Nezih Uzel, aynı zamanda klasik Türk musikisinin eğitim sürecine de katkıda bulundu. İstanbul Sema Grubu bünyesinde sadece semazen değil, aynı zamanda hanende ve sazende olarak da gençleri yetiştirdi. Bu çalışmalar kapsamında musiki meşkleri yapılmış, repertuvar çalışmaları yürütülmüş ve genç icracıların sahne deneyimi kazanmalarına imkân sağlanmıştır. Özellikle bendir ve kudüm gibi vurmalı çalgıların kullanımı konusunda verdiği pratik dersler, bu çalgıların günümüzde daha bilinçli icra edilmesini sağlamıştır. Musikiye dair teorik birikimini de yazıya döken Uzel, çeşitli dergilerde yayımladığı makalelerde Türk musikisinin makam yapısı, usûl bilgisi, ayin formları ve bestekâr biyografileri üzerine yazılar kaleme aldı. Bu yazılar daha sonra bazı kitaplarında derlenerek yayımlandı.
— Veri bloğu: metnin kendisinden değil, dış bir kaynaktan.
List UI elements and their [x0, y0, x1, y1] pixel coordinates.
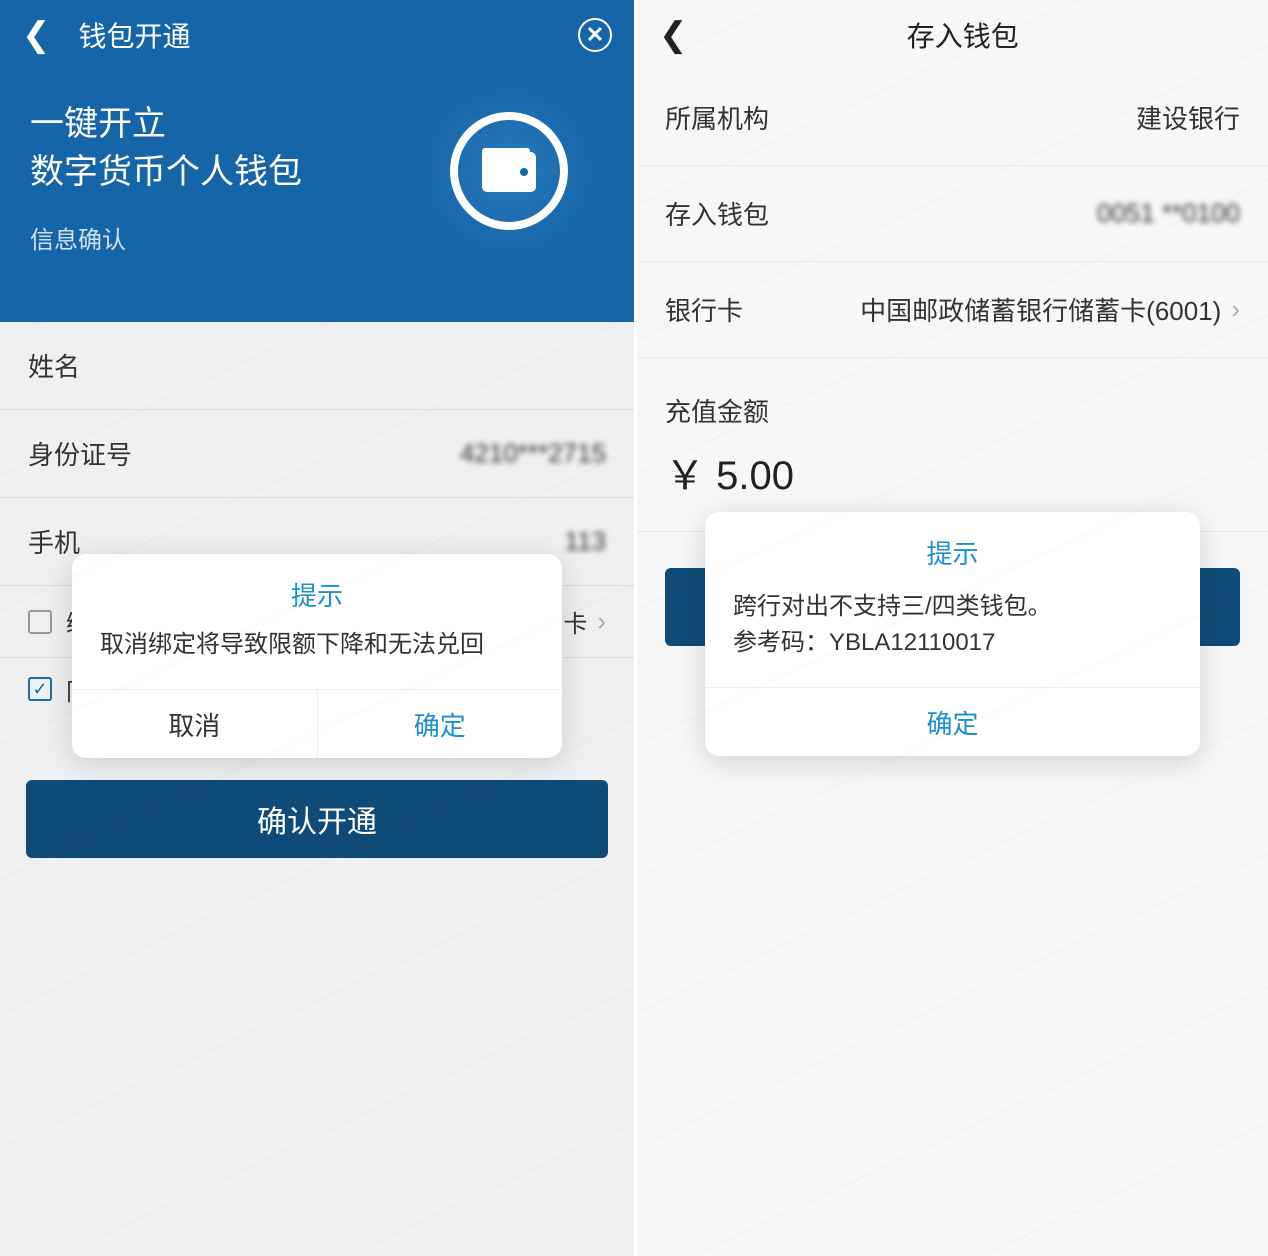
confirm-open-button[interactable]: 确认开通 — [26, 780, 608, 858]
amount-label: 充值金额 — [637, 358, 1268, 439]
hero-banner: 一键开立 数字货币个人钱包 信息确认 — [0, 70, 634, 322]
back-icon[interactable]: ❮ — [22, 15, 51, 55]
page-title: 存入钱包 — [680, 15, 1247, 55]
alert-message: 跨行对出不支持三/四类钱包。 参考码：YBLA12110017 — [705, 585, 1200, 687]
bind-checkbox[interactable] — [28, 610, 52, 634]
chevron-right-icon: › — [1231, 294, 1240, 325]
bankcard-label: 银行卡 — [665, 291, 860, 328]
cancel-button[interactable]: 取消 — [72, 690, 318, 758]
page-title: 钱包开通 — [79, 15, 579, 55]
header: ❮ 存入钱包 — [637, 0, 1268, 70]
bankcard-value: 中国邮政储蓄银行储蓄卡(6001) — [860, 291, 1221, 328]
ok-button[interactable]: 确定 — [705, 688, 1200, 756]
alert-title: 提示 — [72, 554, 562, 627]
right-screenshot: ❮ 存入钱包 所属机构 建设银行 存入钱包 0051 **0100 银行卡 中国… — [634, 0, 1268, 1256]
wallet-icon — [480, 146, 538, 196]
bind-value: 卡 — [563, 604, 587, 639]
alert-buttons: 确定 — [705, 687, 1200, 756]
agree-checkbox[interactable]: ✓ — [28, 677, 52, 701]
org-row: 所属机构 建设银行 — [637, 70, 1268, 166]
wallet-row[interactable]: 存入钱包 0051 **0100 — [637, 166, 1268, 262]
chevron-right-icon: › — [597, 606, 606, 637]
name-label: 姓名 — [28, 347, 606, 384]
org-value: 建设银行 — [1136, 99, 1240, 136]
alert-line2: 参考码：YBLA12110017 — [733, 625, 1172, 661]
wallet-value: 0051 **0100 — [1097, 198, 1240, 229]
wallet-badge-ring — [450, 112, 568, 230]
left-screenshot: ❮ 钱包开通 ✕ 一键开立 数字货币个人钱包 信息确认 姓名 身份证 — [0, 0, 634, 1256]
name-row[interactable]: 姓名 — [0, 322, 634, 410]
alert-dialog: 提示 跨行对出不支持三/四类钱包。 参考码：YBLA12110017 确定 — [705, 512, 1200, 756]
alert-buttons: 取消 确定 — [72, 689, 562, 758]
org-label: 所属机构 — [665, 99, 1136, 136]
phone-value: 113 — [565, 526, 606, 557]
alert-line1: 跨行对出不支持三/四类钱包。 — [733, 589, 1172, 625]
id-value: 4210***2715 — [460, 438, 606, 469]
id-label: 身份证号 — [28, 435, 460, 472]
wallet-label: 存入钱包 — [665, 195, 1097, 232]
confirm-open-label: 确认开通 — [257, 797, 377, 841]
id-row[interactable]: 身份证号 4210***2715 — [0, 410, 634, 498]
alert-dialog: 提示 取消绑定将导致限额下降和无法兑回 取消 确定 — [72, 554, 562, 758]
alert-message: 取消绑定将导致限额下降和无法兑回 — [72, 627, 562, 689]
ok-button[interactable]: 确定 — [318, 690, 563, 758]
alert-title: 提示 — [705, 512, 1200, 585]
close-icon[interactable]: ✕ — [578, 18, 612, 52]
bankcard-row[interactable]: 银行卡 中国邮政储蓄银行储蓄卡(6001) › — [637, 262, 1268, 358]
header: ❮ 钱包开通 ✕ — [0, 0, 634, 70]
wallet-badge — [424, 86, 594, 256]
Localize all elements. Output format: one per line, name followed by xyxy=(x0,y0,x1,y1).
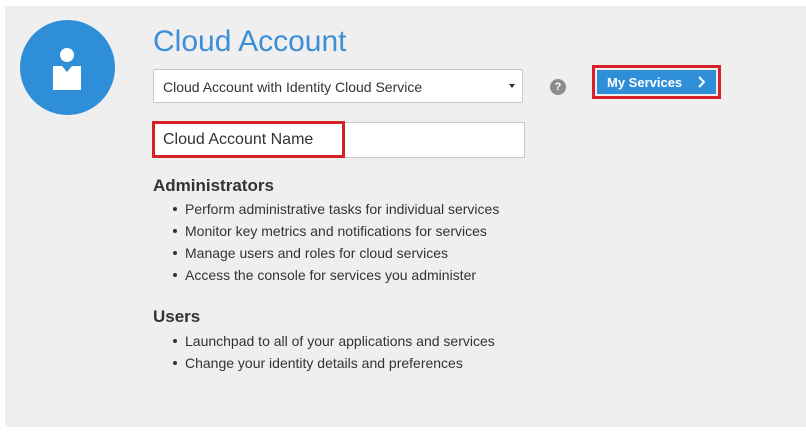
list-item: Manage users and roles for cloud service… xyxy=(153,242,499,264)
list-item: Monitor key metrics and notifications fo… xyxy=(153,220,499,242)
list-item: Launchpad to all of your applications an… xyxy=(153,330,495,352)
list-item: Perform administrative tasks for individ… xyxy=(153,198,499,220)
help-icon[interactable]: ? xyxy=(550,79,566,95)
account-type-selected-value: Cloud Account with Identity Cloud Servic… xyxy=(163,79,423,95)
list-item: Access the console for services you admi… xyxy=(153,264,499,286)
users-heading: Users xyxy=(153,307,201,326)
chevron-right-icon xyxy=(698,76,705,88)
chevron-down-icon xyxy=(509,84,515,88)
my-services-button[interactable]: My Services xyxy=(597,70,716,94)
administrators-heading: Administrators xyxy=(153,176,274,195)
account-type-select[interactable]: Cloud Account with Identity Cloud Servic… xyxy=(153,69,523,103)
administrators-list: Perform administrative tasks for individ… xyxy=(153,198,499,286)
user-account-icon xyxy=(20,20,115,115)
list-item: Change your identity details and prefere… xyxy=(153,352,495,374)
my-services-button-label: My Services xyxy=(607,75,683,90)
account-name-input[interactable] xyxy=(153,122,525,158)
users-list: Launchpad to all of your applications an… xyxy=(153,330,495,374)
page-title: Cloud Account xyxy=(153,25,347,58)
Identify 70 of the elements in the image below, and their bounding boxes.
Bütün bu çalışmalar, Nezih Uzel’i sadece bir musiki icracısı değil; aynı zamanda bir musiki tarihçisi, arşivcisi ve eğiticisi konumuna taşımıştır. O, Mevlevî musikisinin yaşayan hafızası olarak kabul edilmiştir. Bu hafıza yalnızca kulağına değil, kalemine, arşivine ve yetiştirdiği insanlara da sirayet etmiştir.
Eserleri, Vefatı ve Mirası
Nezih Uzel’in kaleme aldığı metinler, hem sahaya dayalı gözlemlerin hem de uzun yıllara yayılan bir kültürel birikimin izdüşümüdür. Yazın hayatında temel olarak Mevlevîlik, tasavvuf tarihi, tekkeler, sema, dervişlik ve tasavvuf musikisi temalarını işlemiş; bu alanlarda hem kaynak niteliğinde hem de gündelik okura hitap eden eserler vermiştir. Toplamda 25’i aşkın kitap yayımlamıştır.
Yayımladığı eserler arasında özellikle dikkat çekenler şunlardır:
- "Tasavvuf Musikisi" adlı çalışması, Mevlevî ayinleri, ilahiler ve usuller hakkında temel bir başvuru kaynağı hâline gelmiştir. Müzikolojik ayrıntılarla zenginleştirilmiş bu kitap, aynı zamanda hem icracılara hem araştırmacılara hitap eder.
- "Mevlevîlikte Sema", sema ritüelinin tarihsel gelişimi, sembolleri, fiziksel düzeni ve anlam dünyasına odaklanır. Kitapta, semanın müzikal yapısıyla birlikte mimarî bağlamı da değerlendirilir.
- "İstanbul'da Gündelik Hayat ve Dervişler", modernleşme sürecinde kaybolan şehir geleneklerini, dervişlerin yaşama biçimini, İstanbul’un tekkelerini ve bu yapılarda sürdürülen âdetleri aktarır.
- "Osmanlı’dan Günümüze Mevlevîhaneler", hem tarih hem mekân odaklıdır. İçinde yer alan görseller, gravürler, hat levhaları ve planlar kitaba belgesele yakın bir nitelik kazandırır.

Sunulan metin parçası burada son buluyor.